Andriesue "Bitzy" Gomez was a gritty, Chicago-born woman with a creative foul mouth and an unfiltered knack for sass. Her prep-school upbringing was quickly laid aside when she left home in the 1960s and moved to New York's Greenwich Village where she worked as a stand-up comic. Bitzy eventually found herself in California as a single mother. She decided truck driving was a fine way to financially support her three daughters.
Bitzy remained a trailblazer throughout the 1970s organizing and fighting against the stigma and harassment of women truck drivers in the industry. She founded the Coalition of Women Truckers where she worked with other female truck drivers to identify carriers who showed gender bias. Bitzy Gomez died in 2015 but posthumously received the Real Women in Trucking's Queen of the Road award in 2017.
Idella Hanson was only 18 years old when she started driving big rigs for her family's business in 1968. Now, over four decades later, she is a well-respected icon in the industry. Her quiet determination and exemplary work ethic, along with her signature red cowboy boots, gained her admiration among other drivers, especially women. She showed by example the benefits of having a positive attitude.
Idella remains an active participant in trucking organizations and in the community. She's a volunteer board member with Operation Roger, an animal-loving group of truckers who transport pets to new homes across the country. Her best friend, Sandi Talbott, is also a truck driver and together they have logged over 9 million miles through the years hauling everything and anything you can imagine.

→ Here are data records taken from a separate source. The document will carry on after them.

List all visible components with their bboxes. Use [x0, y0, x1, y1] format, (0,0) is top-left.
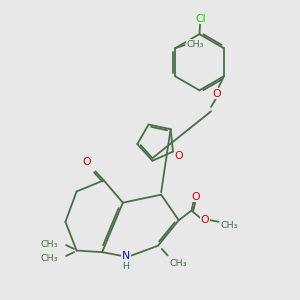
Text: O: O — [82, 157, 91, 166]
Text: CH₃: CH₃ — [186, 40, 204, 49]
Text: CH₃: CH₃ — [40, 240, 58, 249]
Text: N: N — [122, 251, 130, 261]
Text: CH₃: CH₃ — [40, 254, 58, 263]
Text: Cl: Cl — [195, 14, 206, 24]
Text: O: O — [192, 192, 200, 202]
Text: O: O — [174, 151, 183, 161]
Text: CH₃: CH₃ — [170, 259, 188, 268]
Text: H: H — [123, 262, 130, 271]
Text: O: O — [201, 214, 209, 225]
Text: O: O — [212, 89, 221, 99]
Text: CH₃: CH₃ — [220, 221, 238, 230]
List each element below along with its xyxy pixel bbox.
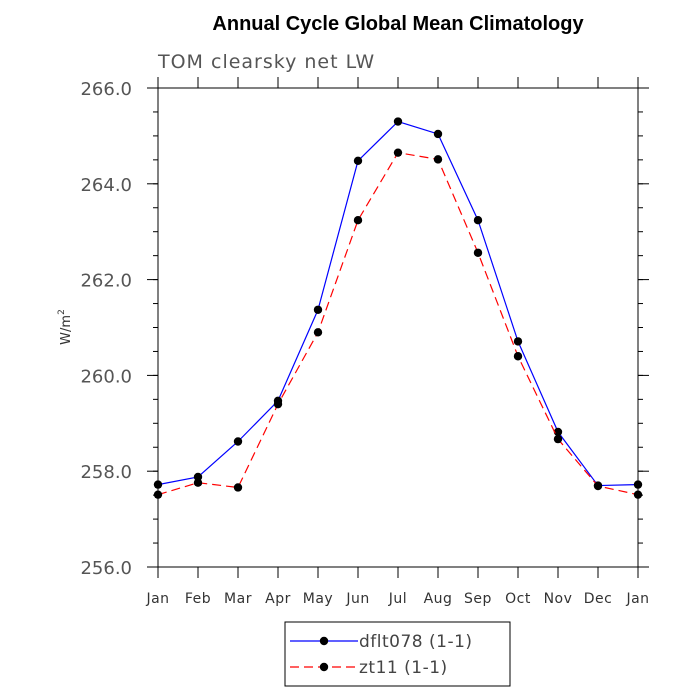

Loretta Bruyere is a small woman who handles her twin-trailer like she was born to ride. It took her a while to land her dream job with FedEx Freight but she persevered because she wanted to show that even Native American women like herself can succeed as a semi-truck driver. Loretta has logged nearly 2 million safety miles in her two decades of driving.
She decided to start competing in the New Mexico Truck Driving Championship in 2012 which takes place every year in the month of May in Albuquerque. Bruyere currently drives a 28-foot twin trailer with an impressive 80,000-pound capacity. In 2018, she not only won the Twin Trailers class trophy but captured the Grand Champion honors at the competition. Loretta hopes to see more women competing in the future.